Here’s the thing though… this year, savvy home buyers are focused on the monthly payments. We are still experiencing historically low interest rates, currently hovering at around 3%. Think back to 2008, when they were in the 6% range, basically double or more. But, if prices are going up then doesn’t that balance itself out? The quick answer is NO. Buying power is much stronger today.

To give you an idea, in 2008, the median detached home in Orange County was around $728,000. Today, the median is around $1,120,000. Now, let’s look at mortgage payments. A $1M home with a 10% down payment at 3% interest rate would equal a mortgage payment of around $,3850/month. At 6%, that same scenario would equate to a mortgage payment of $5,500 per month. That’s a big difference, don’t you agree?

So, how are things holding up in Orange County, specifically? Well, active listings are down 6% for the county, now resting at the lowest level since 2004! We expect the inventory to continue to drop drastically throughout the remainder of the year and into the New Year. Last year, the inventory was 131% higher. And that was 2020 (post-COVID). Pre- COVID, it was 266% higher!

There are only 876 detached homes and 487 attached homes available in all of Orange County. The median price for a detached home sits at $1.6M and $590k for attached.
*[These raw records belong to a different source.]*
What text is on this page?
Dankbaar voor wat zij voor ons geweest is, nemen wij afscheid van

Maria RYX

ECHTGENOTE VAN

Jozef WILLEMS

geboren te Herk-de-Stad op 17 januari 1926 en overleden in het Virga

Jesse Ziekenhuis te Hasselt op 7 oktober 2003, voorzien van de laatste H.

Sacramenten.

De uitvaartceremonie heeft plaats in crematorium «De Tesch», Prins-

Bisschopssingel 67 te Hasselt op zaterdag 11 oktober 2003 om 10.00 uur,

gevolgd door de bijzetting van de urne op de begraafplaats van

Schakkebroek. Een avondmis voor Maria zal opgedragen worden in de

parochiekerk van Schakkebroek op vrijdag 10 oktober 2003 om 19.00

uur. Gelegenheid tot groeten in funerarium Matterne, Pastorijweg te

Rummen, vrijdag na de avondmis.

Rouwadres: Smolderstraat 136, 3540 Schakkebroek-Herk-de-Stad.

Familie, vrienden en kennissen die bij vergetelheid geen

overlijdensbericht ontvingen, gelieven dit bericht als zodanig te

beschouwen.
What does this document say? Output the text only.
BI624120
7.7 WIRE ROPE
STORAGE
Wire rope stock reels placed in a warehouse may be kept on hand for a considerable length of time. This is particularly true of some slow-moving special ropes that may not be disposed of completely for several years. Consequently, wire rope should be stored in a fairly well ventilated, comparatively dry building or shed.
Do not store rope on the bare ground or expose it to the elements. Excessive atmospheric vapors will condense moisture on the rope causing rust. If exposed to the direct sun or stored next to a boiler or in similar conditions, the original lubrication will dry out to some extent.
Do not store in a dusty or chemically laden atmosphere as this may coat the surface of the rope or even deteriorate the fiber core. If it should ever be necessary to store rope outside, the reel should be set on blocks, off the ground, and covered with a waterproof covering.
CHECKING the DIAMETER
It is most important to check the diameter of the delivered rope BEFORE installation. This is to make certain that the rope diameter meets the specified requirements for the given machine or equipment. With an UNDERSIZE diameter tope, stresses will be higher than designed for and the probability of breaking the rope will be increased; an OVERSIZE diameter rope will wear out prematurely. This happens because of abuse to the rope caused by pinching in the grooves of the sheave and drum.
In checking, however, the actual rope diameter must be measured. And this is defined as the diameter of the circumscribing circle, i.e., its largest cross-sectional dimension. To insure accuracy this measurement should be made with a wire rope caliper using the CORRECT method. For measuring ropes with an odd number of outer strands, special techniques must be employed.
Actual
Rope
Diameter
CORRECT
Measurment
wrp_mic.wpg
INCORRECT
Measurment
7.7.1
The average days on market is 21, up 1 day from two weeks ago and down 17 days from this time last year.

So, what does this all mean for you? If you have been thinking about selling, nothing much has changed for you. While there are less buyers out there searching, you’re still in a position to take advantage of the incredible demand. If properly priced and marketed, you can set the terms for showings, negotiations, and even possession. If you are thinking about buying, now is the time to take advantage of the lower competition. Inventory is expected to remain anemic next year and with that, interest rates are expected to rise. We already see they are higher today than they were earlier this year by about a half a percent.  Properly planning and having a strong strategy in place will be the difference in achieving your selling and buying goals.